Er hätte noch andere Möglichkeiten gehabt, doch den einfachen Weg wählte Steuer nie. Er hatte Angebote aus Kanada, führte ukrainische und Schweizer Sportler zu Olympia. Die Klamotten der anderen Nationen lagen schon lange im Koffer.

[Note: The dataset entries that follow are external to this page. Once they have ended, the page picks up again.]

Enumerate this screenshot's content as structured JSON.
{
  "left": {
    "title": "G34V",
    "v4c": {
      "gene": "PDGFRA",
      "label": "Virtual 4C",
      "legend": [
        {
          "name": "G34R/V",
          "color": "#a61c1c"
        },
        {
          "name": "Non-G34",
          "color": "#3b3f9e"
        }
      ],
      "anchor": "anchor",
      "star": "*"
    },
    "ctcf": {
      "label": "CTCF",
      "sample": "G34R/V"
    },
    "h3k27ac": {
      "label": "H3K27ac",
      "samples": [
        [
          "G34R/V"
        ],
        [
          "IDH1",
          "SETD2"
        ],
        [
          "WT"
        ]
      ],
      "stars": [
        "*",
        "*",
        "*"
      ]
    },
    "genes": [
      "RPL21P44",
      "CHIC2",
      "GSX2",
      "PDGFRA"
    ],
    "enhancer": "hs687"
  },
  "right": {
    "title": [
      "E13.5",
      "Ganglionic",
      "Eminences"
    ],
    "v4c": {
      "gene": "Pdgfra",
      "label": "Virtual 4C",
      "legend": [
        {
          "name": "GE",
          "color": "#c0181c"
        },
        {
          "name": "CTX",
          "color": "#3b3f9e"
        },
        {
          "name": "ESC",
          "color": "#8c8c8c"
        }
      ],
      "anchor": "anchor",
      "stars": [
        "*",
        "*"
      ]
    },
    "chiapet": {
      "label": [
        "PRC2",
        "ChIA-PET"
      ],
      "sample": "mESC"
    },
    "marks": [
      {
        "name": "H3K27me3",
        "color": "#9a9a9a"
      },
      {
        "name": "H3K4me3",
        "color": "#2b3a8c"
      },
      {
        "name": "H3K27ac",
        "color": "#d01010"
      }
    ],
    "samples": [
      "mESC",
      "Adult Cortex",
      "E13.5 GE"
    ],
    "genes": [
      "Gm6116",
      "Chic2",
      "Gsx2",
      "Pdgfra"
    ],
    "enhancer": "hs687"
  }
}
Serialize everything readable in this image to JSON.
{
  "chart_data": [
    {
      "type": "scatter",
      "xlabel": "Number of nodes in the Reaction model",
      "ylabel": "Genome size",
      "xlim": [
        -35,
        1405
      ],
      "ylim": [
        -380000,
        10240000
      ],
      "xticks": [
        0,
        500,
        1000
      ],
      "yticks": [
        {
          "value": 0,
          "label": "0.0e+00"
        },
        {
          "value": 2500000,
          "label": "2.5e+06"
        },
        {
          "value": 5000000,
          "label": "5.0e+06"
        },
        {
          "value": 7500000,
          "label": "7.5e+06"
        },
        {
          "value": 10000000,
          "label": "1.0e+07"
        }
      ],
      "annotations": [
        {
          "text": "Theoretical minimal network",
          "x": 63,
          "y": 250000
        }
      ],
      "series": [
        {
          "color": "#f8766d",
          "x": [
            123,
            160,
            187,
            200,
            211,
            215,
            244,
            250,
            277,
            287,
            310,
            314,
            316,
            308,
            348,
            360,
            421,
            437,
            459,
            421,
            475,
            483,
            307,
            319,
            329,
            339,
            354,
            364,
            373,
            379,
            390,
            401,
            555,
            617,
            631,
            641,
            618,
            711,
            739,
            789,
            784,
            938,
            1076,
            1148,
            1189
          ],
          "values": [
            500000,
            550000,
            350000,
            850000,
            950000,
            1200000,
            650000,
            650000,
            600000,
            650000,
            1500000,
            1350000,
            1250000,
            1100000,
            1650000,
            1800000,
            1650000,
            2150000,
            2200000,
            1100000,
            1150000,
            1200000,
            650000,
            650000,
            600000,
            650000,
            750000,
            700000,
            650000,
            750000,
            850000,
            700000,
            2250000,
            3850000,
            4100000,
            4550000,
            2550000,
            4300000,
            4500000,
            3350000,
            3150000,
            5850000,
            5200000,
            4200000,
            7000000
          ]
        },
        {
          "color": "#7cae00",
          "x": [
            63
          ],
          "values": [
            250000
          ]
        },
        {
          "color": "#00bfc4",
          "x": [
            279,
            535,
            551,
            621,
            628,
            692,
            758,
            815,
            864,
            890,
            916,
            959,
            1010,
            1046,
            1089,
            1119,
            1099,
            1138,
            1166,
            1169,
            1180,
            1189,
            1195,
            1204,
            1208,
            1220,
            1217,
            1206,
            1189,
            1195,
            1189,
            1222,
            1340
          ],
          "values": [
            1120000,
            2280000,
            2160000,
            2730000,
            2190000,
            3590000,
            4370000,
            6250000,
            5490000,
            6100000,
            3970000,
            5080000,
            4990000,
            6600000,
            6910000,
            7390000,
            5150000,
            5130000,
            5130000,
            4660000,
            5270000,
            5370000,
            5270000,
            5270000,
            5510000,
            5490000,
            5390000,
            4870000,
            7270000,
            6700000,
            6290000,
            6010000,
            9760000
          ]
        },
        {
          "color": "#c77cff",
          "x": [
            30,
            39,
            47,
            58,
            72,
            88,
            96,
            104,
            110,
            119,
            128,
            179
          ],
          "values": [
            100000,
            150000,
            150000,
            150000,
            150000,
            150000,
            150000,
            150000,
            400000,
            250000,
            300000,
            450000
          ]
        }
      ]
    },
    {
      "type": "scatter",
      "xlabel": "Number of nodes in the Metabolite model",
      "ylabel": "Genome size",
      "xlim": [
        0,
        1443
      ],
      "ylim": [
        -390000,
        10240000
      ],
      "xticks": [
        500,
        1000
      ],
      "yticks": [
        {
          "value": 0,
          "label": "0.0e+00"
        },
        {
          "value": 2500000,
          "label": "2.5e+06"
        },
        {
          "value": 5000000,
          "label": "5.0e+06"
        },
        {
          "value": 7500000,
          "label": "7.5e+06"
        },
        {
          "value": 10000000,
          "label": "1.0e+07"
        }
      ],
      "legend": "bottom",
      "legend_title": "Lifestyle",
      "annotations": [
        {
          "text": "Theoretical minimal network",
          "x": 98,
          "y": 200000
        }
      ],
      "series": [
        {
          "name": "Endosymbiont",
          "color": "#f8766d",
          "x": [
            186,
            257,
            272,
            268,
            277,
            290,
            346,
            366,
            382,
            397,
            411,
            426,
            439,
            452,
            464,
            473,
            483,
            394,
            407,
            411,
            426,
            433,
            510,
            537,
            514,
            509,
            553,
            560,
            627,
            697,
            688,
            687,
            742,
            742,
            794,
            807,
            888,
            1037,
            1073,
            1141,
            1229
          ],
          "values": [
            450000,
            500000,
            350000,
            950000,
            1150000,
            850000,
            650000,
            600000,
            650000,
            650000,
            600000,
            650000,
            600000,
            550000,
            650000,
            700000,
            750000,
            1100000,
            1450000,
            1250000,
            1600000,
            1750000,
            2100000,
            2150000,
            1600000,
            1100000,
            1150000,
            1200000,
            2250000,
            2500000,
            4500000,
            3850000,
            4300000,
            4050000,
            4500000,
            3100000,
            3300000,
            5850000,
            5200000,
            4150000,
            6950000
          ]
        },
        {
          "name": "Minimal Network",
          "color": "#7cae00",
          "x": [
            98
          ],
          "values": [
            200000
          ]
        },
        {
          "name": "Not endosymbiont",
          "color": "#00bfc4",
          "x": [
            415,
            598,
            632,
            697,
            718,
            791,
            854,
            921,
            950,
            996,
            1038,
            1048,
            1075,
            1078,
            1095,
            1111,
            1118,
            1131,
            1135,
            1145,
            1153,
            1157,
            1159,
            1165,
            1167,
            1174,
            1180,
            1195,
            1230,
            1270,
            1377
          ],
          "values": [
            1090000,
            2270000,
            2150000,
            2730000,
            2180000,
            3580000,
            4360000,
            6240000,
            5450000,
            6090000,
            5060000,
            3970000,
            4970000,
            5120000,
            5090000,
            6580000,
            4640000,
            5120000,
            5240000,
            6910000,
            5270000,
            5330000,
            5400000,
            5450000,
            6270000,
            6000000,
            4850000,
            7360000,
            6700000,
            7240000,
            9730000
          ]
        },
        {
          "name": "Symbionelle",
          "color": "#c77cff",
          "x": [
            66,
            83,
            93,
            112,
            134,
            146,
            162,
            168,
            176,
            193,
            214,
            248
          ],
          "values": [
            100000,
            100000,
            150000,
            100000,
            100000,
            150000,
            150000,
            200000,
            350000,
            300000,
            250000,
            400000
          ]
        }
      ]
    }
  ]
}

Doch Steuer hängt an seiner Heimat und hoffte auf ein Einsehen deutscher Sportfunktionäre, "weil ich deutsch bin und mit Robin und Aljona das alles erreicht habe". Nach dem schwierigen Weg vor vier Jahren, als Steuer auf gerichtlichem Weg seine Reise nach Turin erzwang, entschieden die drei, "durch dick und dünn zu gehen". Szolkowys Treue ging so weit, dass er deswegen auch sein Ende der Bundeswehr-Zeit und damit einen Verzicht auf regelmäßiges Einkommen akzeptierte.

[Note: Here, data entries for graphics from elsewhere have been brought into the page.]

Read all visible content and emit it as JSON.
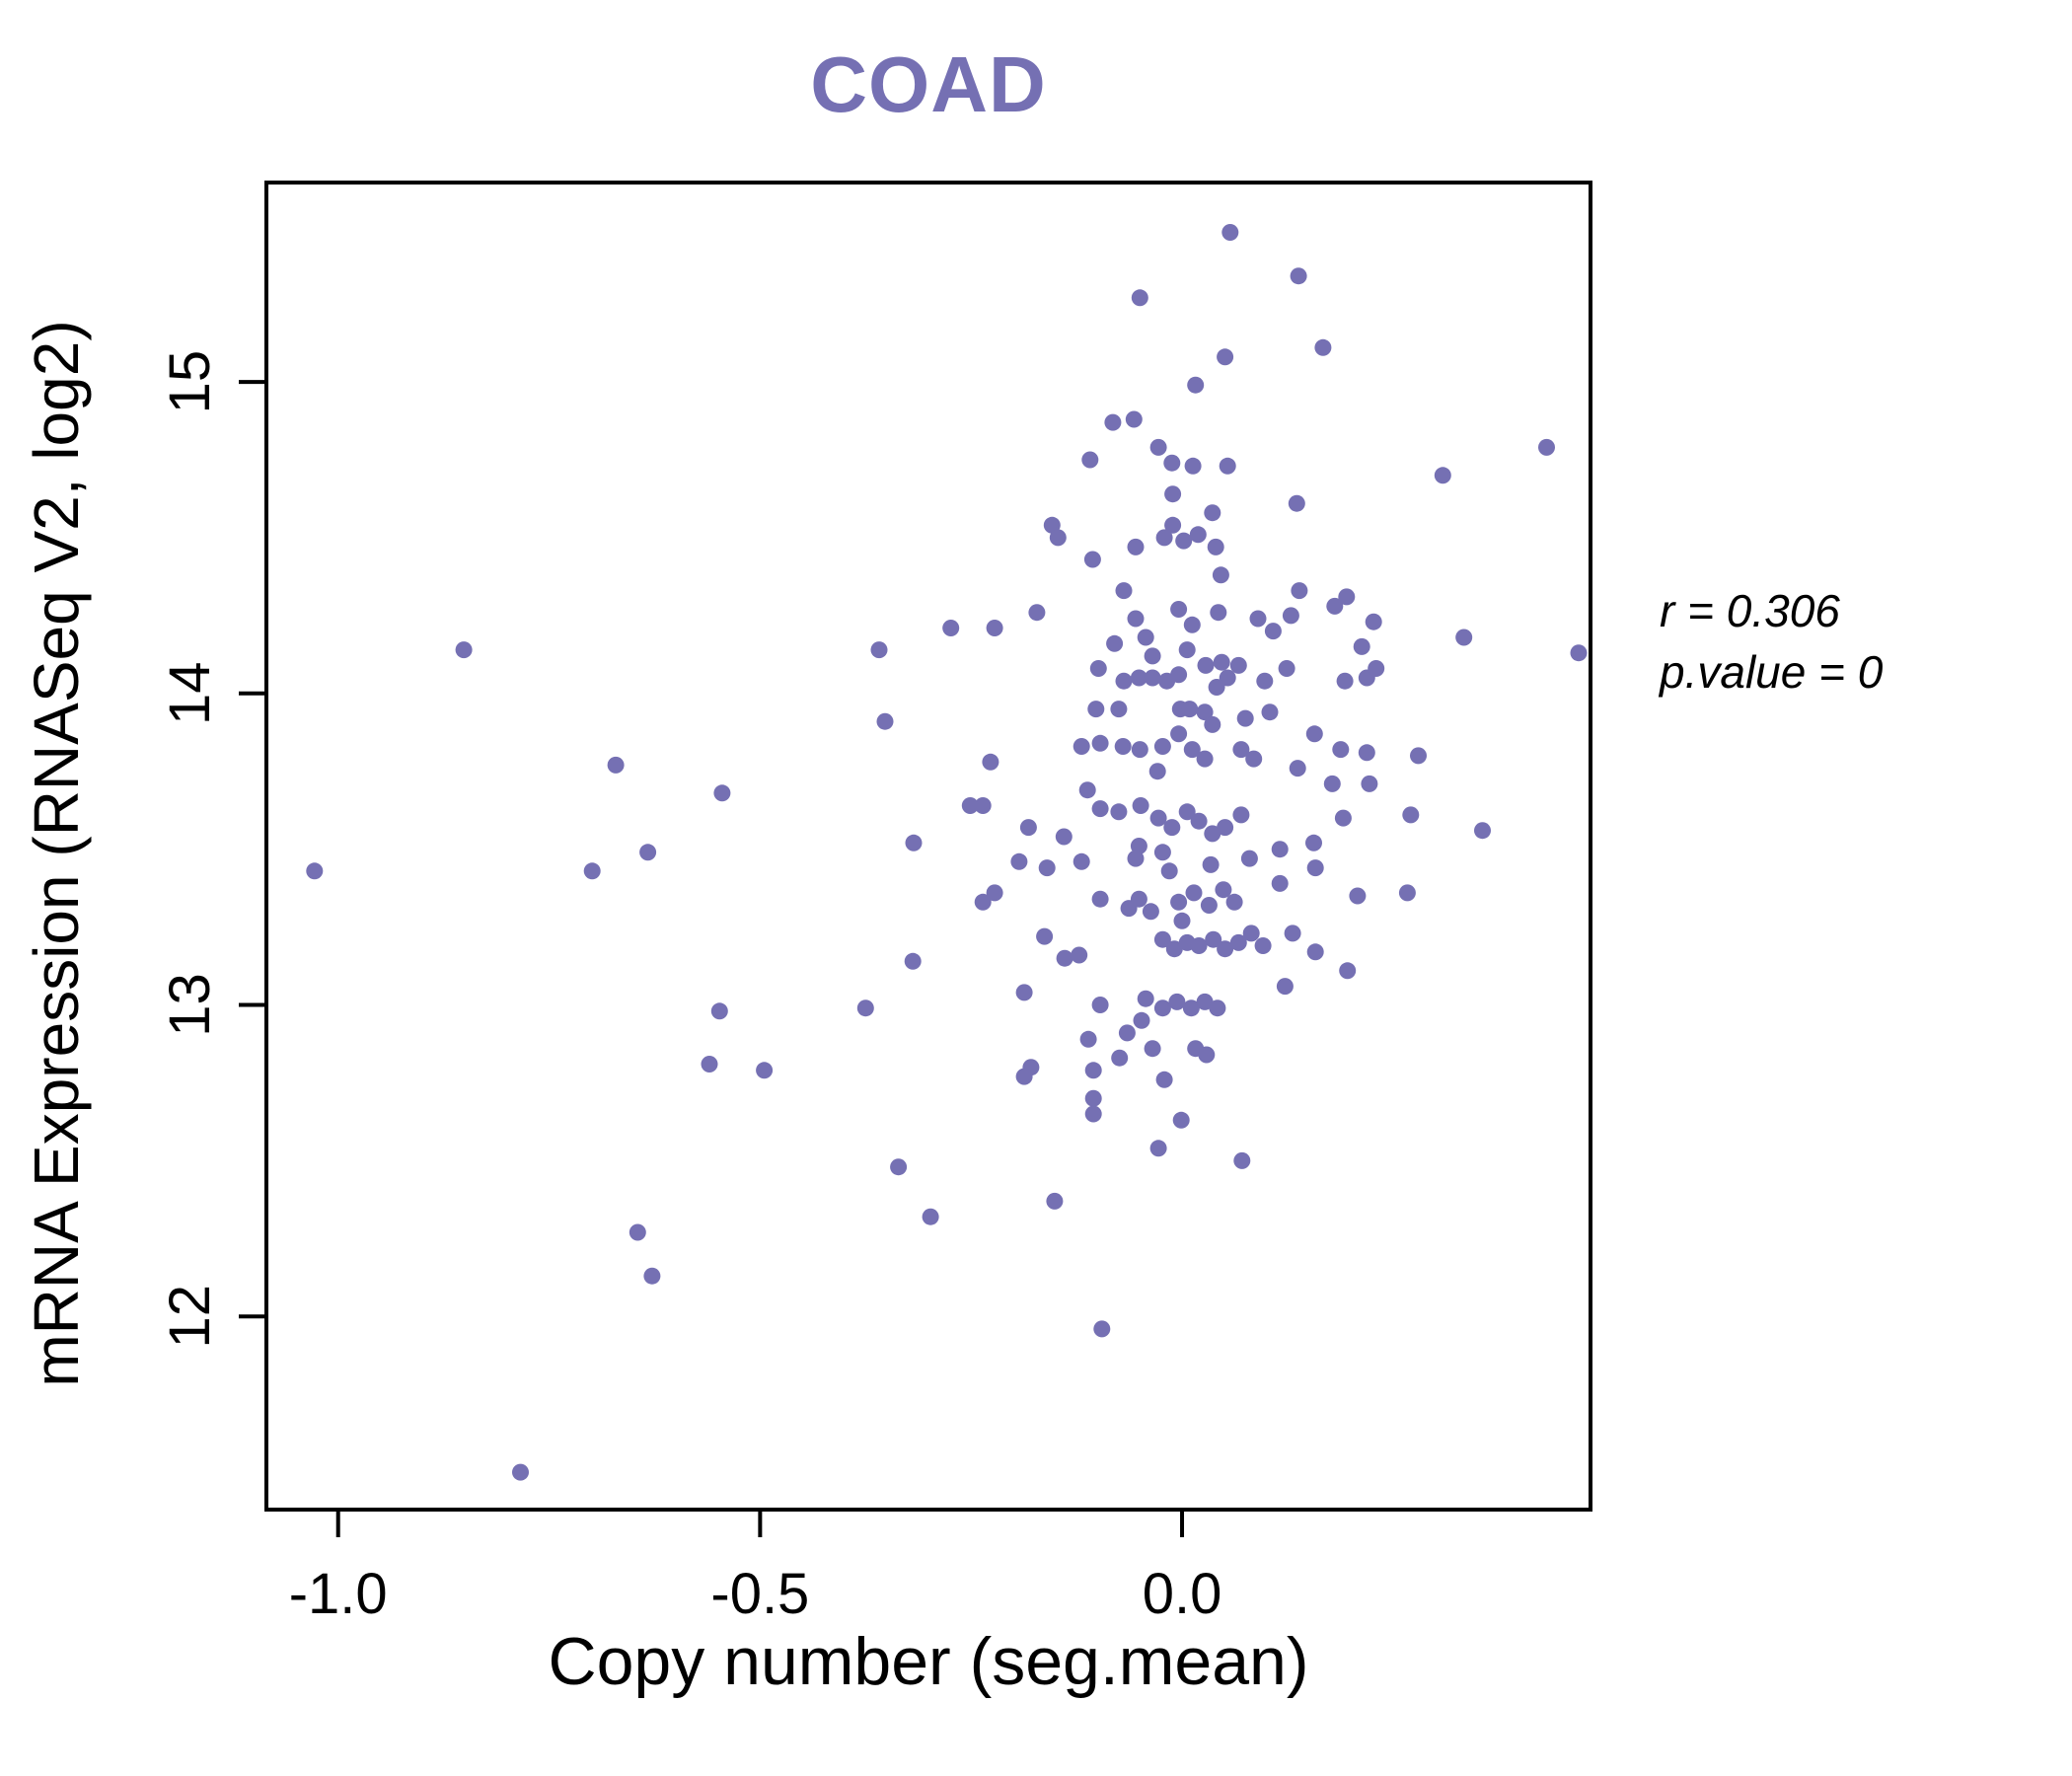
{
  "title": "COAD",
  "annotation": {
    "r_var": "r",
    "r_rest": " = 0.306",
    "p_var": "p.value",
    "p_rest": " = 0"
  },
  "colors": {
    "accent": "#7570b3",
    "points": "#7570b3",
    "axis": "#000000",
    "background": "#ffffff"
  },
  "chart_data": {
    "type": "scatter",
    "title": "COAD",
    "xlabel": "Copy number (seg.mean)",
    "ylabel": "mRNA Expression (RNASeq V2, log2)",
    "xlim": [
      -1.085,
      0.484
    ],
    "ylim": [
      11.38,
      15.64
    ],
    "x_ticks": [
      -1.0,
      -0.5,
      0.0
    ],
    "x_tick_labels": [
      "-1.0",
      "-0.5",
      "0.0"
    ],
    "y_ticks": [
      12,
      13,
      14,
      15
    ],
    "y_tick_labels": [
      "12",
      "13",
      "14",
      "15"
    ],
    "grid": false,
    "legend": null,
    "stats": {
      "r": 0.306,
      "p_value": 0
    },
    "point_color": "#7570b3",
    "points": [
      [
        -0.851,
        14.14
      ],
      [
        -0.359,
        14.14
      ],
      [
        -0.352,
        13.91
      ],
      [
        -0.671,
        13.77
      ],
      [
        -0.545,
        13.68
      ],
      [
        -0.318,
        13.52
      ],
      [
        -0.633,
        13.49
      ],
      [
        -1.028,
        13.43
      ],
      [
        -0.699,
        13.43
      ],
      [
        -0.319,
        13.14
      ],
      [
        -0.548,
        12.98
      ],
      [
        -0.375,
        12.99
      ],
      [
        -0.56,
        12.81
      ],
      [
        -0.495,
        12.79
      ],
      [
        -0.336,
        12.48
      ],
      [
        -0.298,
        12.32
      ],
      [
        -0.645,
        12.27
      ],
      [
        -0.628,
        12.13
      ],
      [
        -0.784,
        11.5
      ],
      [
        0.057,
        15.48
      ],
      [
        0.138,
        15.34
      ],
      [
        -0.05,
        15.27
      ],
      [
        0.051,
        15.08
      ],
      [
        0.167,
        15.11
      ],
      [
        0.016,
        14.99
      ],
      [
        -0.057,
        14.88
      ],
      [
        -0.082,
        14.87
      ],
      [
        -0.028,
        14.79
      ],
      [
        -0.012,
        14.74
      ],
      [
        0.013,
        14.73
      ],
      [
        0.054,
        14.73
      ],
      [
        -0.109,
        14.75
      ],
      [
        -0.011,
        14.64
      ],
      [
        0.036,
        14.58
      ],
      [
        0.136,
        14.61
      ],
      [
        0.309,
        14.7
      ],
      [
        0.432,
        14.79
      ],
      [
        -0.154,
        14.54
      ],
      [
        -0.147,
        14.5
      ],
      [
        -0.011,
        14.54
      ],
      [
        -0.021,
        14.5
      ],
      [
        0.002,
        14.49
      ],
      [
        0.019,
        14.51
      ],
      [
        0.04,
        14.47
      ],
      [
        -0.055,
        14.47
      ],
      [
        -0.069,
        14.33
      ],
      [
        0.139,
        14.33
      ],
      [
        -0.172,
        14.26
      ],
      [
        -0.055,
        14.24
      ],
      [
        -0.004,
        14.27
      ],
      [
        0.012,
        14.22
      ],
      [
        0.227,
        14.23
      ],
      [
        0.334,
        14.18
      ],
      [
        -0.099,
        14.08
      ],
      [
        -0.069,
        14.04
      ],
      [
        -0.051,
        14.05
      ],
      [
        -0.035,
        14.05
      ],
      [
        -0.018,
        14.04
      ],
      [
        -0.004,
        14.06
      ],
      [
        0.028,
        14.09
      ],
      [
        0.047,
        14.1
      ],
      [
        0.067,
        14.09
      ],
      [
        0.054,
        14.05
      ],
      [
        0.041,
        14.02
      ],
      [
        0.124,
        14.08
      ],
      [
        0.098,
        14.04
      ],
      [
        0.193,
        14.04
      ],
      [
        0.219,
        14.05
      ],
      [
        0.23,
        14.08
      ],
      [
        -0.075,
        13.95
      ],
      [
        -0.002,
        13.95
      ],
      [
        0.027,
        13.94
      ],
      [
        -0.097,
        13.84
      ],
      [
        -0.07,
        13.83
      ],
      [
        -0.05,
        13.82
      ],
      [
        -0.004,
        13.87
      ],
      [
        0.012,
        13.82
      ],
      [
        0.027,
        13.79
      ],
      [
        -0.029,
        13.75
      ],
      [
        0.085,
        13.79
      ],
      [
        0.219,
        13.81
      ],
      [
        0.137,
        13.76
      ],
      [
        0.178,
        13.71
      ],
      [
        0.47,
        14.13
      ],
      [
        0.191,
        13.6
      ],
      [
        0.271,
        13.61
      ],
      [
        -0.112,
        13.69
      ],
      [
        -0.097,
        13.63
      ],
      [
        -0.075,
        13.62
      ],
      [
        -0.049,
        13.64
      ],
      [
        -0.028,
        13.6
      ],
      [
        -0.012,
        13.57
      ],
      [
        0.006,
        13.62
      ],
      [
        0.02,
        13.59
      ],
      [
        0.036,
        13.55
      ],
      [
        0.051,
        13.57
      ],
      [
        0.07,
        13.61
      ],
      [
        -0.227,
        13.78
      ],
      [
        -0.251,
        13.64
      ],
      [
        -0.236,
        13.64
      ],
      [
        -0.182,
        13.57
      ],
      [
        -0.14,
        13.54
      ],
      [
        0.156,
        13.52
      ],
      [
        0.116,
        13.5
      ],
      [
        -0.023,
        13.49
      ],
      [
        -0.051,
        13.51
      ],
      [
        -0.274,
        14.21
      ],
      [
        -0.222,
        14.21
      ],
      [
        0.356,
        13.56
      ],
      [
        -0.106,
        14.43
      ],
      [
        0.046,
        14.38
      ],
      [
        0.043,
        14.26
      ],
      [
        0.129,
        14.25
      ],
      [
        0.09,
        14.24
      ],
      [
        0.108,
        14.2
      ],
      [
        0.181,
        14.28
      ],
      [
        0.195,
        14.31
      ],
      [
        0.213,
        14.15
      ],
      [
        -0.08,
        14.16
      ],
      [
        -0.043,
        14.18
      ],
      [
        -0.035,
        14.12
      ],
      [
        0.006,
        14.14
      ],
      [
        -0.102,
        13.95
      ],
      [
        0.009,
        13.95
      ],
      [
        0.036,
        13.9
      ],
      [
        0.075,
        13.92
      ],
      [
        0.104,
        13.94
      ],
      [
        -0.119,
        13.83
      ],
      [
        -0.023,
        13.83
      ],
      [
        0.07,
        13.82
      ],
      [
        0.157,
        13.87
      ],
      [
        0.188,
        13.82
      ],
      [
        0.222,
        13.71
      ],
      [
        0.28,
        13.8
      ],
      [
        -0.193,
        13.46
      ],
      [
        -0.16,
        13.44
      ],
      [
        -0.119,
        13.46
      ],
      [
        -0.055,
        13.47
      ],
      [
        0.08,
        13.47
      ],
      [
        0.158,
        13.44
      ],
      [
        0.034,
        13.45
      ],
      [
        0.116,
        13.39
      ],
      [
        -0.015,
        13.43
      ],
      [
        -0.236,
        13.33
      ],
      [
        -0.222,
        13.36
      ],
      [
        -0.097,
        13.34
      ],
      [
        -0.063,
        13.31
      ],
      [
        -0.051,
        13.34
      ],
      [
        -0.037,
        13.3
      ],
      [
        -0.004,
        13.33
      ],
      [
        0.014,
        13.36
      ],
      [
        0.032,
        13.32
      ],
      [
        0.049,
        13.37
      ],
      [
        0.062,
        13.33
      ],
      [
        0.0,
        13.27
      ],
      [
        0.208,
        13.35
      ],
      [
        0.267,
        13.36
      ],
      [
        -0.163,
        13.22
      ],
      [
        -0.139,
        13.15
      ],
      [
        -0.122,
        13.16
      ],
      [
        -0.023,
        13.21
      ],
      [
        -0.009,
        13.18
      ],
      [
        0.006,
        13.2
      ],
      [
        0.02,
        13.19
      ],
      [
        0.037,
        13.21
      ],
      [
        0.051,
        13.18
      ],
      [
        0.067,
        13.2
      ],
      [
        0.082,
        13.23
      ],
      [
        0.096,
        13.19
      ],
      [
        0.131,
        13.23
      ],
      [
        0.158,
        13.17
      ],
      [
        -0.187,
        13.04
      ],
      [
        -0.097,
        13.0
      ],
      [
        -0.043,
        13.02
      ],
      [
        -0.023,
        12.99
      ],
      [
        -0.006,
        13.01
      ],
      [
        0.011,
        12.99
      ],
      [
        0.027,
        13.01
      ],
      [
        0.042,
        12.99
      ],
      [
        -0.065,
        12.91
      ],
      [
        -0.048,
        12.95
      ],
      [
        -0.111,
        12.89
      ],
      [
        -0.179,
        12.8
      ],
      [
        -0.105,
        12.79
      ],
      [
        -0.074,
        12.83
      ],
      [
        -0.035,
        12.86
      ],
      [
        0.016,
        12.86
      ],
      [
        0.029,
        12.84
      ],
      [
        -0.187,
        12.77
      ],
      [
        -0.105,
        12.7
      ],
      [
        -0.105,
        12.65
      ],
      [
        -0.021,
        12.76
      ],
      [
        -0.001,
        12.63
      ],
      [
        -0.028,
        12.54
      ],
      [
        0.071,
        12.5
      ],
      [
        -0.151,
        12.37
      ],
      [
        -0.095,
        11.96
      ],
      [
        0.196,
        13.11
      ],
      [
        0.122,
        13.06
      ]
    ]
  }
}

Steuer verzichtete auch auf viel Geld, denn nach wie vor sind öffentliche Gelder auf Weisung des Bundesinnenministeriums für ihn tabu. "Es wäre schön, wenn das irgendwann doch möglich ist", sagt Elke Treitz, Vizepräsidentin der Deutschen Eislauf-Union (DEU), in Vancouver. "Er ist einer der besten Paarlauftrainer der Welt, aber wir haben goldene Handfesseln." Zu gern würde die DEU Nachwuchs nach Chemnitz schicken, um die Zeit nach Savchenko/Szolkowy erfolgreich zu gestalten, aus Eigenmitteln kann der klamme Verband den Trainer aber nicht finanzieren. Auch wenn die Sachsen eine olympische Medaille gewinnen, könnten sie noch ein, zwei Jahre weiterlaufen, doch danach gibt es keine Hoffnungsträger im deutschen Paarlaufen.
So wird auch Steuer Interesse daran haben, dass seine Doppel- Weltmeister noch einige Zeit bei Wettkämpfen starten. Nachdem der Weltverband vor Jahren das Preisgeld enorm angehoben hat, überlegen sich immer mehr Topläufer den Schritt ins Profigeschäft sehr genau. Während sich Katarina Witt vor Jahren in den USA bei Hunderten von Schaulauf-Auftritten eine goldene Nase verdiente, ist der Markt in Nordamerika inzwischen eingebrochen. Von den wenigen Shows kann kaum einer noch leben.